Comment 6 Fedora End Of Life 2013-12-21 14:36:09 UTC
This message is a reminder that Fedora 18 is nearing its end of life.
Approximately 4 (four) weeks from now Fedora will stop maintaining
and issuing updates for Fedora 18. It is Fedora's policy to close all
bug reports from releases that are no longer maintained. At that time
this bug will be closed as WONTFIX if it remains open with a Fedora 
'version' of '18'.

Package Maintainer: If you wish for this bug to remain open because you
plan to fix it in a currently maintained version, simply change the 'version' 
to a later Fedora version prior to Fedora 18's end of life.

Thank you for reporting this issue and we are sorry that we may not be 
able to fix it before Fedora 18 is end of life. If you would still like 
to see this bug fixed and are able to reproduce it against a later version 
of Fedora, you are encouraged  change the 'version' to a later Fedora 
version prior to Fedora 18's end of life.

Although we aim to fix as many bugs as possible during every release's 
lifetime, sometimes those efforts are overtaken by events.
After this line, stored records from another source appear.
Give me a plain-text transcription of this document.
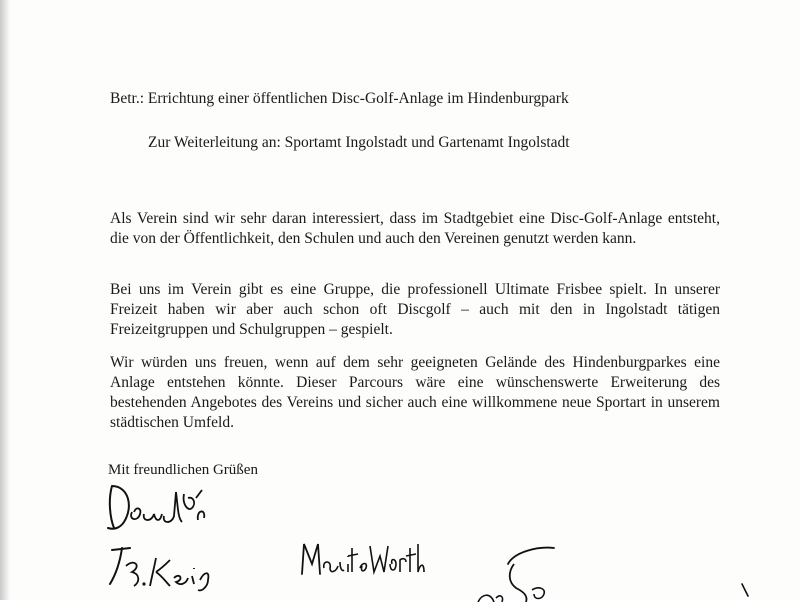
Betr.: Errichtung einer öffentlichen Disc-Golf-Anlage im Hindenburgpark
Zur Weiterleitung an: Sportamt Ingolstadt und Gartenamt Ingolstadt

Als Verein sind wir sehr daran interessiert, dass im Stadtgebiet eine Disc-Golf-Anlage entsteht, die von der Öffentlichkeit, den Schulen und auch den Vereinen genutzt werden kann.

Bei uns im Verein gibt es eine Gruppe, die professionell Ultimate Frisbee spielt. In unserer Freizeit haben wir aber auch schon oft Discgolf – auch mit den in Ingolstadt tätigen Freizeitgruppen und Schulgruppen – gespielt.

Wir würden uns freuen, wenn auf dem sehr geeigneten Gelände des Hindenburgparkes eine Anlage entstehen könnte. Dieser Parcours wäre eine wünschenswerte Erweiterung des bestehenden Angebotes des Vereins und sicher auch eine willkommene neue Sportart in unserem städtischen Umfeld.

Mit freundlichen Grüßen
Often a 
more recent Fedora release includes newer upstream software that fixes 
bugs or makes them obsolete.

Comment 7 Fedora End Of Life 2014-02-05 22:24:17 UTC
Fedora 18 changed to end-of-life (EOL) status on 2014-01-14. Fedora 18 is
no longer maintained, which means that it will not receive any further
security or bug fix updates. As a result we are closing this bug.

If you can reproduce this bug against a currently maintained version of
Fedora please feel free to reopen this bug against that version. If you
are unable to reopen this bug, please file a new report against the
current release. If you experience problems, please add a comment to this
bug.

Thank you for reporting this bug and we are sorry it could not be fixed.